Nachrichten aus Idomeni II

Vorletzten Samstag haben sich Nahid und Alena aus unserem Vorstand auf den Weg nach Idomeni in Griechenland gemacht, um sich vor Ort ein Bild von den Zuständen zu machen und mit anzupacken. Dafür wurden im Vorfeld Spenden gesammelt, mit denen sie die Hilfe vor Ort unterstützen wollen. Hier ist ihr zweiter Bericht.


Tag 4

Das Wetter hat sich glücklicherweise wieder stabilisiert und es war ein sonniger wärmer Tag. Heute haben wir vor der Arbeit im Camp das riesige Warehouse besucht. Die Lagerhalle wird von Ehrenamtlichen betrieben und durch Spenden finanziert. Für einige Familien zu denen wir nun engeren Kontakt haben wurden Tüten mit den notwendigsten Dingen zusammen gestellt. Im Camp haben wir die Familien aufgesucht und die Sachen verteilt. Bei immer mehr und intensiver werdenden Gesprächen wird die Hoffnungslosigkeit der Menschen deutlich. Viele haben schon mehrfach versucht über die Grenze zu kommen. Mit harter Gewalt wurden die meisten wieder zurück ins Camp gebracht. Die Menschen erzählen von 5,6 Versuchen. Jedoch schmieden immer mehr, in Anbetracht des Drucks der Regierung hier, erneute Pläne.
Am Nachmittag haben unsere Unterrichtsstunden stattgefunden. Zu erst haben die Kinder und im Anschluss die Erwachsenen einen Englischkurs auf Farsi von Nahid bekommen. Gleichzeitig hat Amir, ein Junge der uns sehr schnell ans Herz gewachsen ist, Deutschunterricht von Alena erhalten. Mit Hilfe des selbst gebastelten Deutschbuchs wurde fleißig das ABC und die ersten Vokabeln gelernt.

Tag 5

Unser Tag begann wieder früh im Camp. Man sieht Orte, an denen ein Tag zuvor noch Zelte standen. Die Menschen sind weg. Die überall spürbare Unruhe wird auch im Umgang mit den Kindern sehr deutlich. Im Minutentakt streiten sich Kinder  und die meiste Zeit verbringen wir damit Eskalationen zu verhindern. Die Kinder spiegeln die Stimmung im Camp sehr deutlich wieder.

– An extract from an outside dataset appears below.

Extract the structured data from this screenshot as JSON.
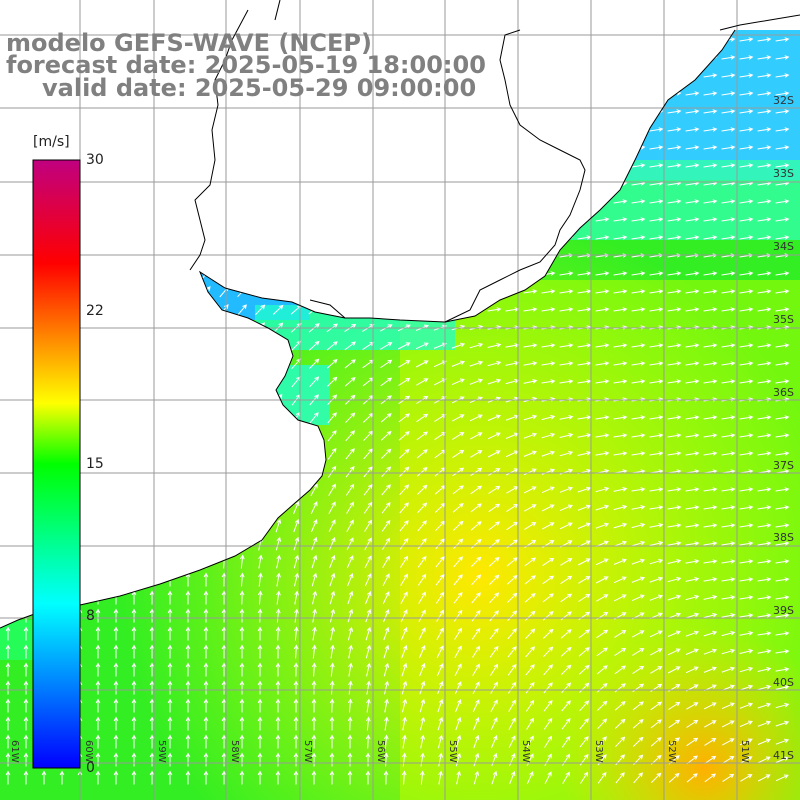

Wieder verteilen wir Kleidung und andere Notwendigkeiten an Familien. im Hinterkopf die Vermutung, sie benötigen die Dinge für die weitere Flucht. Auf dem Rückweg trifft Nahid Amir und seine Mutter. Sie kann Ihnen noch Kleinigkeiten mit auf den Weg geben und dann sind sie weg. Einer aus der Gruppe sagt noch, dass er Amir sagte er solle nicht so viel mitnehmen. Als Nahid schaut was er gepackt hatte sieht sie in seinem Schlafsack sein „Deutschbuch“.
Bei Gesprächen mit Farsi sprechenden Menschen treffen wir immer wieder auf Menschen, die dort nicht richtig zu sein scheinen. dabei handelte es sich heute häufig um „Missionare“, die probierten die Menschen dort zu ihrem Glauben zu bekehren. Unsere Wut darüber ist fast grenzenlos. Uns scheint als hätten die Menschen dort im Moment sicher andere Probleme als darüber nachzudenken Zeugen Jovoas oder Evangelikale zu werden. Immer mehr Menschen erzählen von ihren Plänen. Die Farsiklasse ist deutlich geschrumpft. Und wir wissen, dass auch in den nächsten Tagen einige nicht mehr kommen werden.
Nach der Arbeit im Camp haben wir noch einen kurzen Stop gemacht um für Nasrin, ein junges Mädchen, das jeden Tag im CultureCenter arbeitet ein Packet mit den nötigsten Sachen für eine junge Frau zusammen zu stellen.

Tag 6

Nach dem zur Routine werdenden Besuch im Warehouse starten wir unseren Tag im Camp. Die Kinder stehen immer schon ab 09:00 Uhr vor dem Tor um endlich ins Center zu kommen. Nach Ankommen und Toben werden die ersten Aktivitäten angeboten. Je nachdem welche Ehrenamtlichen (Leute wie wir oder Bewohner des Camps) dort sind wird Sport, Yoga, Musik oder Schach angeboten. Danach werden die bis zu 150 Kinder grob nach Alter aufgeteilt. Für die Kleinen heißt es dann erst mal eine Runde malen und nach dem üblichen Toilettengang wird gespielt. Für die Größeren wird Mathe, Englisch, arabisch oder kurdisch angeboten. Dank der Kooperation mit dem Hotfood Idomeni Team werden die Kinder mit Frühstück und Mittagessen versorgt. Ab Ca. 13:30/14:00 heißt es für die Ehrenamtlichen durchatmen. Für uns heißt es meist durch das Camp zu laufen und die mitgebrachten Kleiderspenden zu verteilen. Zwischen 15:00 und 15:30 beginnt der Farsi Unterricht für die Kleinen und Amirs Einzelunterricht. Im Anschluss werden die Erwachsenen unterrichtet. Englisch für Anfänger und Fortgeschrittene wird von 17:00-18:00 angeboten. Von 18:00-19:00 findet der Deutschkurs für Erwachsene statt. Sonntags gibt es ein wechselndes kulturelles Angebot für alle Interessierten.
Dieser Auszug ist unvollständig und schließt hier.